There’s no doubt about it: We have been spoiled by the Yankees. When a team prevails year after year, decade after decade, you begin to take success for granted. And when that success is in jeopardy, as it is now, one tends to take it personally.

Which is why I wish to invoke, herewith, The Pete Sampras Precedent. Longtime faithful readers of this column may recall The Precedent, wherein I called for the tennis great’s retirement after he suffered a first-round loss to a relatively unknown player in a tournament here on Long Island in the weeks leading up to the 2002 U.S. Open. Two weeks later, he won the Open for the fifth time, in direct contradiction to the friendly counsel I had offered.
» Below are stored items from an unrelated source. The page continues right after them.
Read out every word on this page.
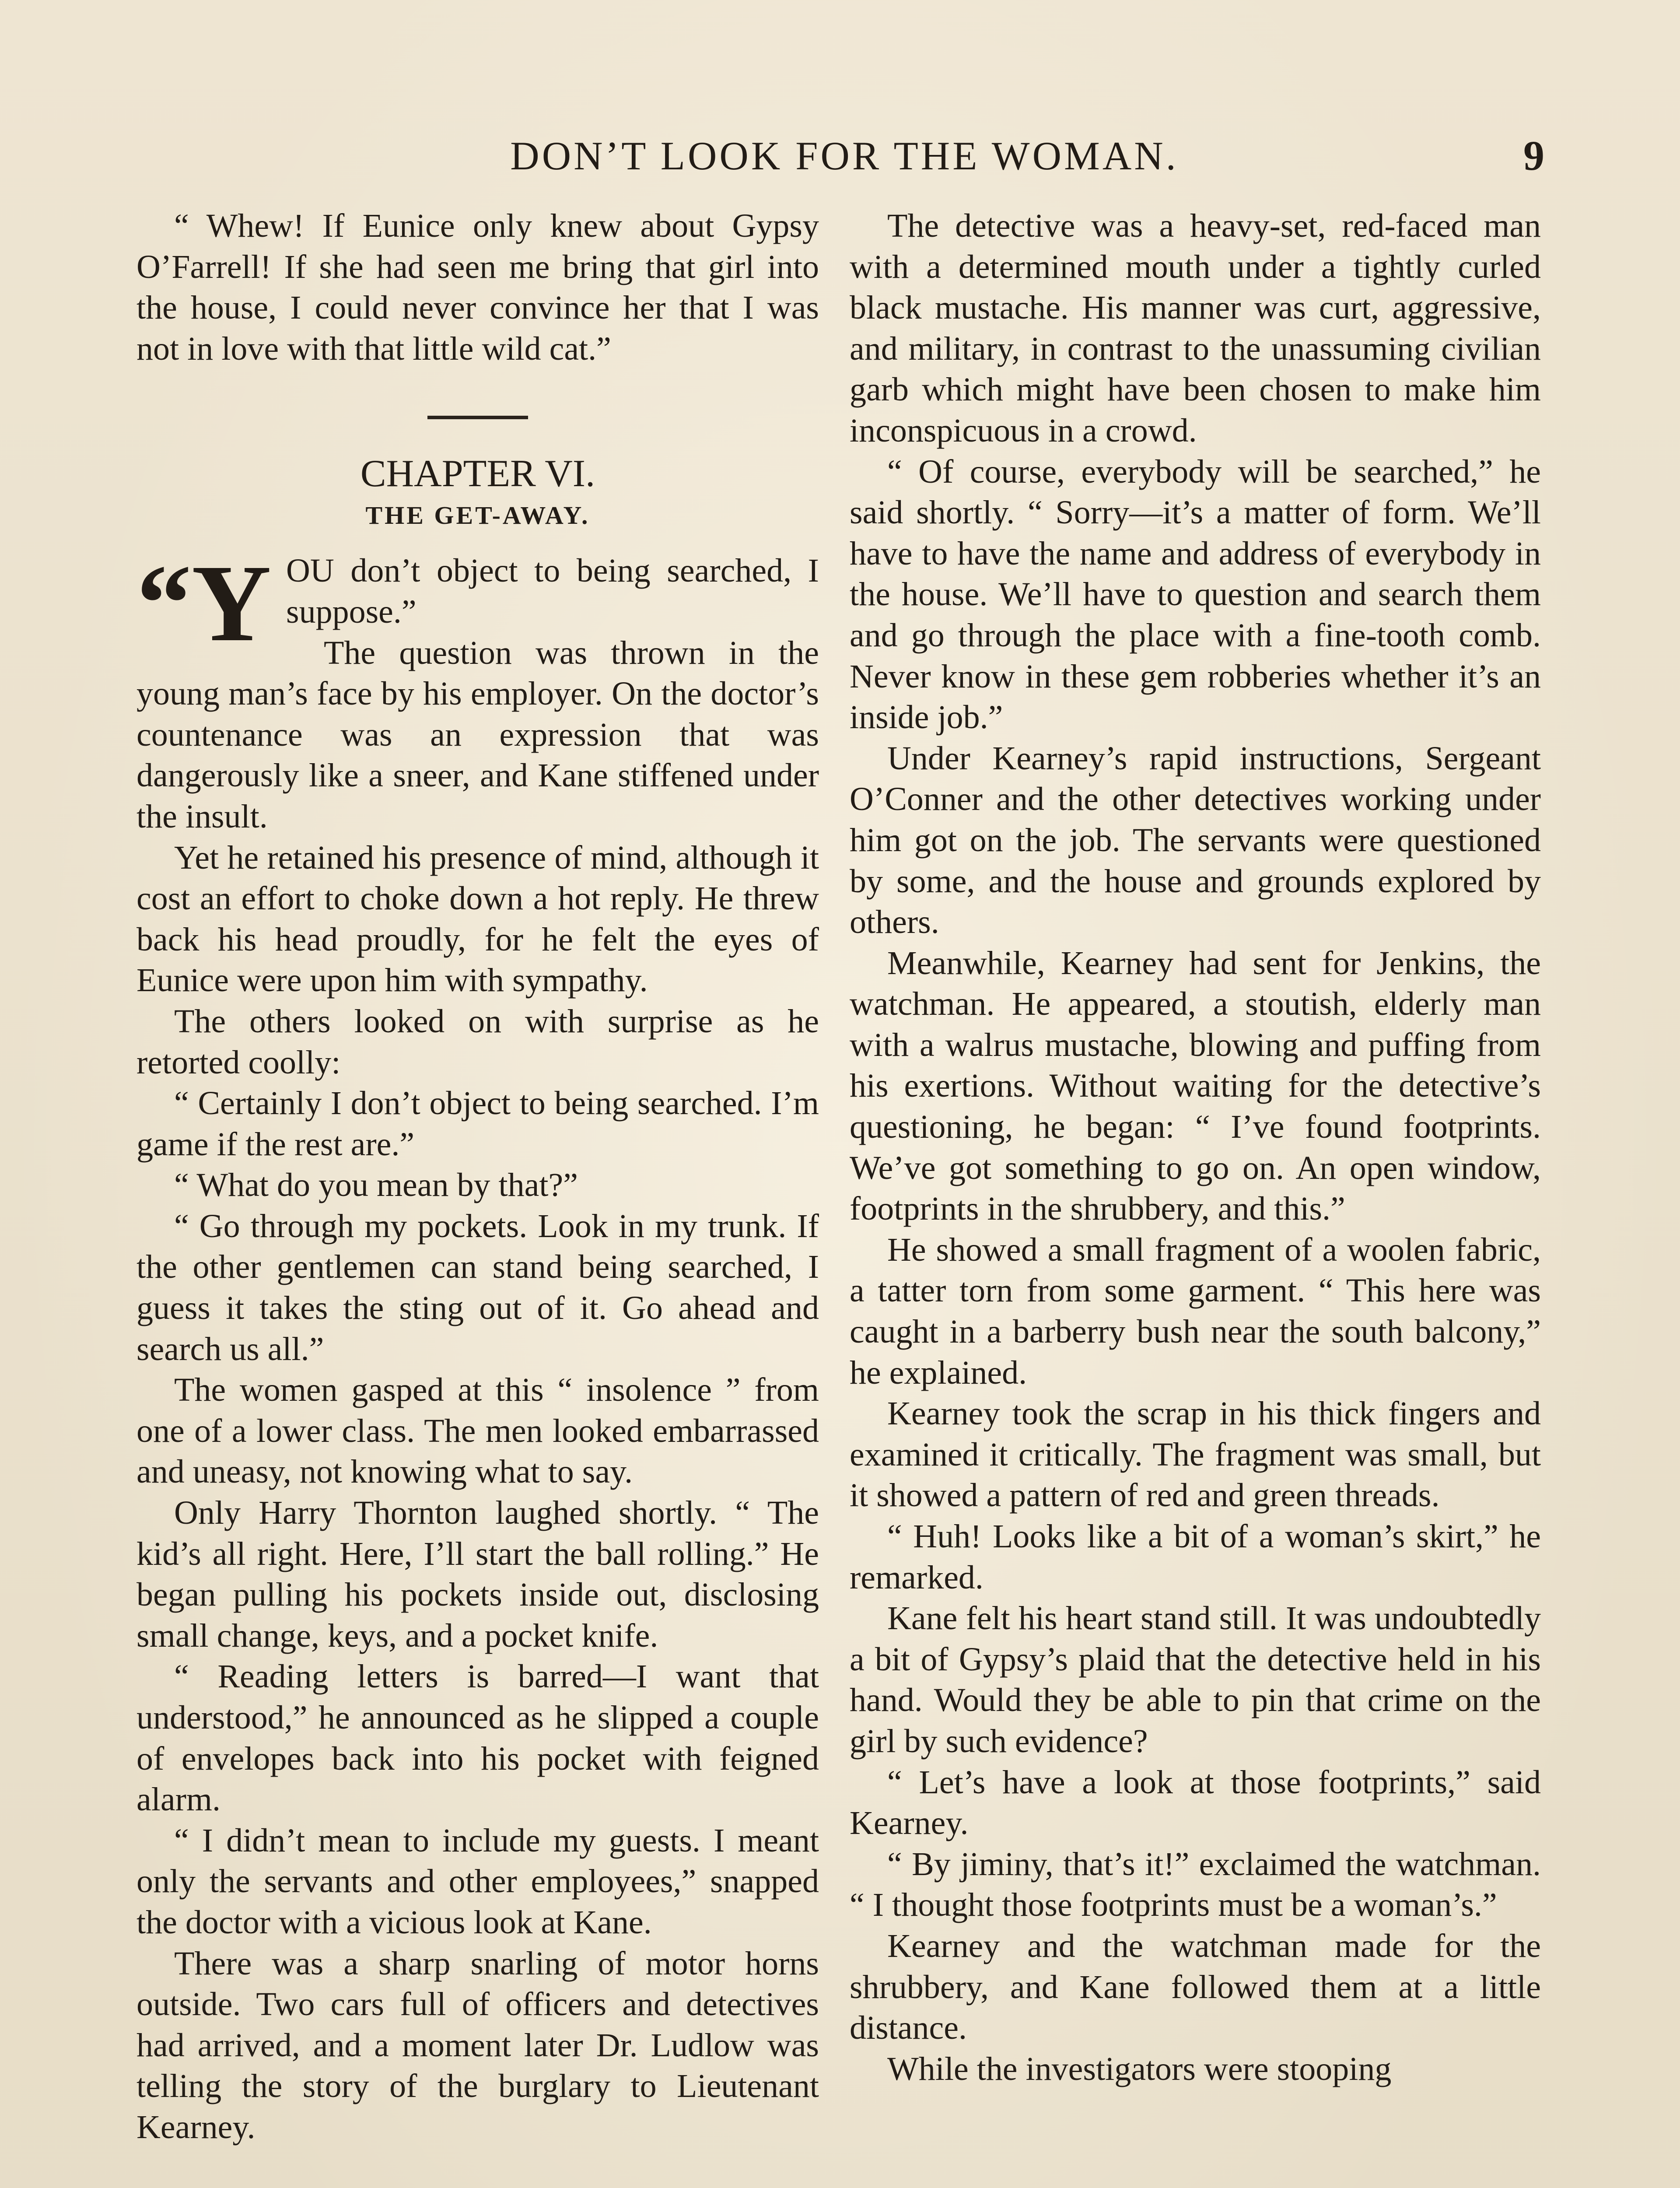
DON’T LOOK FOR THE WOMAN.	9

“ Whew! If Eunice only knew about Gypsy O’Farrell! If she had seen me bring that girl into the house, I could never convince her that I was not in love with that little wild cat.”

CHAPTER VI.

THE GET-AWAY.

“Y OU don’t object to being searched, I suppose.”

The question was thrown in the young man’s face by his employer. On the doctor’s countenance was an expression that was dangerously like a sneer, and Kane stiffened under the insult.

Yet he retained his presence of mind, although it cost an effort to choke down a hot reply. He threw back his head proudly, for he felt the eyes of Eunice were upon him with sympathy.

The others looked on with surprise as he retorted coolly:

“ Certainly I don’t object to being searched. I’m game if the rest are.”

“ What do you mean by that?”

“ Go through my pockets. Look in my trunk. If the other gentlemen can stand being searched, I guess it takes the sting out of it. Go ahead and search us all.”

The women gasped at this “ insolence ” from one of a lower class. The men looked embarrassed and uneasy, not knowing what to say.

Only Harry Thornton laughed shortly. “ The kid’s all right. Here, I’ll start the ball rolling.” He began pulling his pockets inside out, disclosing small change, keys, and a pocket knife.

“ Reading letters is barred—I want that understood,” he announced as he slipped a couple of envelopes back into his pocket with feigned alarm.

“ I didn’t mean to include my guests. I meant only the servants and other employees,” snapped the doctor with a vicious look at Kane.

There was a sharp snarling of motor horns outside. Two cars full of officers and detectives had arrived, and a moment later Dr. Ludlow was telling the story of the burglary to Lieutenant Kearney.

The detective was a heavy-set, red-faced man with a determined mouth under a tightly curled black mustache. His manner was curt, aggressive, and military, in contrast to the unassuming civilian garb which might have been chosen to make him inconspicuous in a crowd.

“ Of course, everybody will be searched,” he said shortly. “ Sorry—it’s a matter of form. We’ll have to have the name and address of everybody in the house. We’ll have to question and search them and go through the place with a fine-tooth comb. Never know in these gem robberies whether it’s an inside job.”

Under Kearney’s rapid instructions, Sergeant O’Conner and the other detectives working under him got on the job. The servants were questioned by some, and the house and grounds explored by others.

Meanwhile, Kearney had sent for Jenkins, the watchman. He appeared, a stoutish, elderly man with a walrus mustache, blowing and puffing from his exertions. Without waiting for the detective’s questioning, he began: “ I’ve found footprints. We’ve got something to go on. An open window, footprints in the shrubbery, and this.”

He showed a small fragment of a woolen fabric, a tatter torn from some garment. “ This here was caught in a barberry bush near the south balcony,” he explained.

Kearney took the scrap in his thick fingers and examined it critically. The fragment was small, but it showed a pattern of red and green threads.

“ Huh! Looks like a bit of a woman’s skirt,” he remarked.

Kane felt his heart stand still. It was undoubtedly a bit of Gypsy’s plaid that the detective held in his hand. Would they be able to pin that crime on the girl by such evidence?

“ Let’s have a look at those footprints,” said Kearney.

“ By jiminy, that’s it!” exclaimed the watchman. “ I thought those footprints must be a woman’s.”

Kearney and the watchman made for the shrubbery, and Kane followed them at a little distance.

While the investigators were stooping
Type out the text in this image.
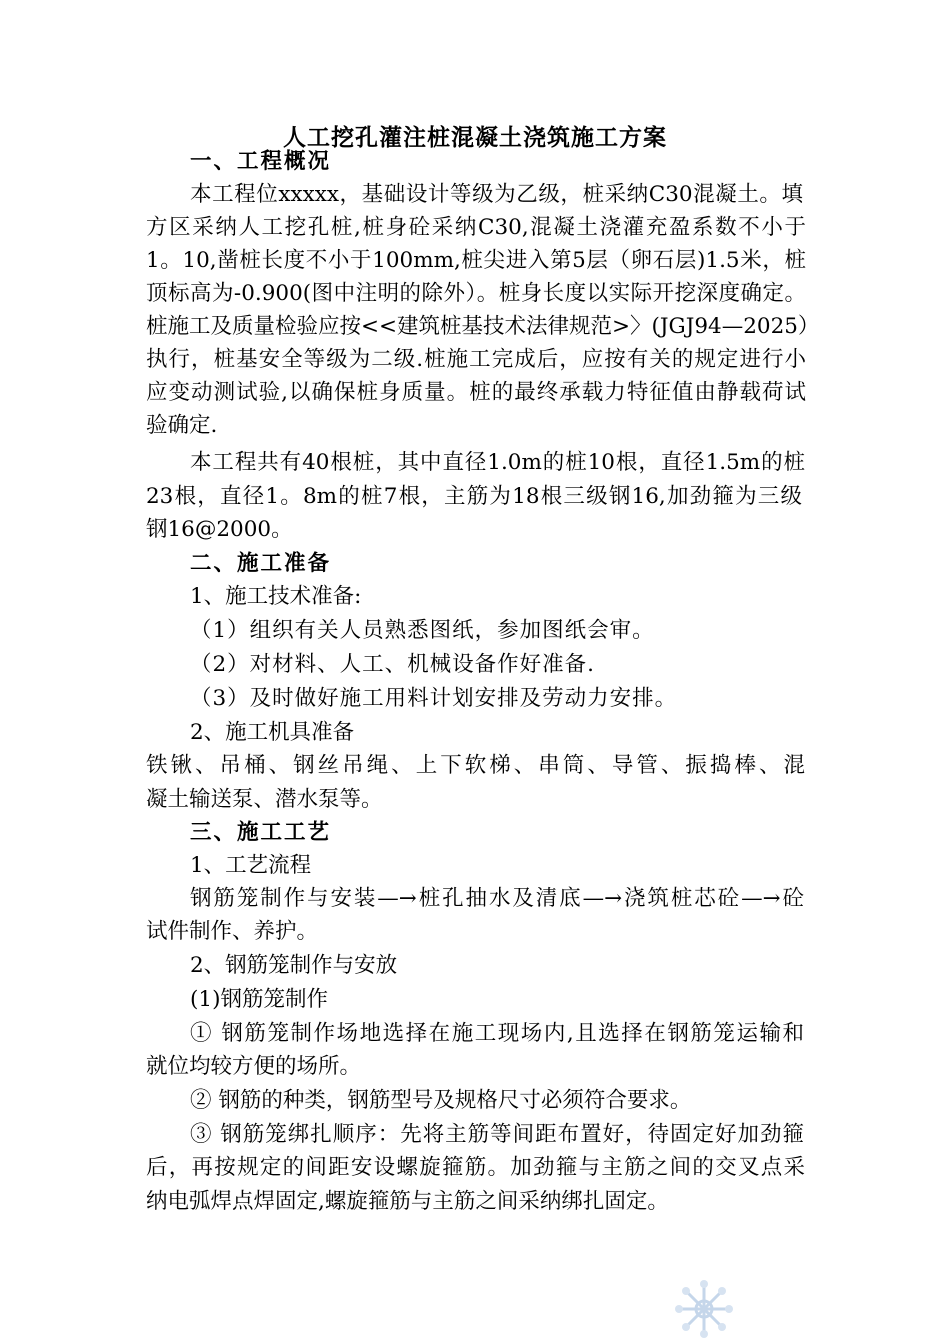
人工挖孔灌注桩混凝土浇筑施工方案
一、工程概况
本工程位xxxxx，基础设计等级为乙级，桩采纳C30混凝土。填
方区采纳人工挖孔桩,桩身砼采纳C30,混凝土浇灌充盈系数不小于
1。10,凿桩长度不小于100mm,桩尖进入第5层（卵石层)1.5米，桩
顶标高为-0.900(图中注明的除外）。桩身长度以实际开挖深度确定。
桩施工及质量检验应按<<建筑桩基技术法律规范>〉(JGJ94—2025）
执行，桩基安全等级为二级.桩施工完成后，应按有关的规定进行小
应变动测试验,以确保桩身质量。桩的最终承载力特征值由静载荷试
验确定.
本工程共有40根桩，其中直径1.0m的桩10根，直径1.5m的桩
23根，直径1。8m的桩7根，主筋为18根三级钢16,加劲箍为三级
钢16@2000。
二、施工准备
1、施工技术准备:
（1）组织有关人员熟悉图纸，参加图纸会审。
（2）对材料、人工、机械设备作好准备.
（3）及时做好施工用料计划安排及劳动力安排。
2、施工机具准备
铁锹、吊桶、钢丝吊绳、上下软梯、串筒、导管、振捣棒、混
凝土输送泵、潜水泵等。
三、施工工艺
1、工艺流程
钢筋笼制作与安装—→桩孔抽水及清底—→浇筑桩芯砼—→砼
试件制作、养护。
2、钢筋笼制作与安放
(1)钢筋笼制作
① 钢筋笼制作场地选择在施工现场内,且选择在钢筋笼运输和
就位均较方便的场所。
② 钢筋的种类，钢筋型号及规格尺寸必须符合要求。
③ 钢筋笼绑扎顺序：先将主筋等间距布置好，待固定好加劲箍
后，再按规定的间距安设螺旋箍筋。加劲箍与主筋之间的交叉点采
纳电弧焊点焊固定,螺旋箍筋与主筋之间采纳绑扎固定。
So, without further ado, I call on Derek Jeter, Mariano Rivera, Andy Pettitte, Alex Rodriguez, manager Joe Girardi and general manager Brian Cashman to hang up their spikes, just as Ted Williams did.

If this time-tested ploy works, the Yankees will come roaring back and the American League Championship Series will go to seven games.

And if it doesn’t work, there’s always next year.

Believe it or not, dear reader, I used to be a registered Republican. (Go ahead, take your time picking yourself up off the carpet.)
It was when I worked as press secretary to U.S. Senator Richard S. Schweiker (R-PA) back in the ’70s, in an age when there was such a thing as a moderate Republican. (Schweiker’s pro-labor, pro-environment and anti-war positions were counterbalanced by his pro-school prayer, anti-gun control and anti-abortion positions.)

After he retired from the Senate, Schweiker was succeeded by another moderate Republican, Arlen Specter, who died this week at the age of 82, marking the passage of truly endangered species.

Regrettably, there doesn’t seem to be any room for moderates in today’s Grand Old Party. It has slowly but surely moved to the right — and some might argue the far right — since the days of such Republican moderates as Schweiker and Specter and Mathias and Javits. And don’t forget that even conservative godfather Ronald Reagan attempted to bridge philosophical differences within the party when he tapped Schweiker to be his vice presidential running mate in 1976.

Today, Republicans in the Senate seem to expend most of their energy attempting to thwart and discredit our Democratic president. And in the process the party of Abraham Lincoln has become something else entirely.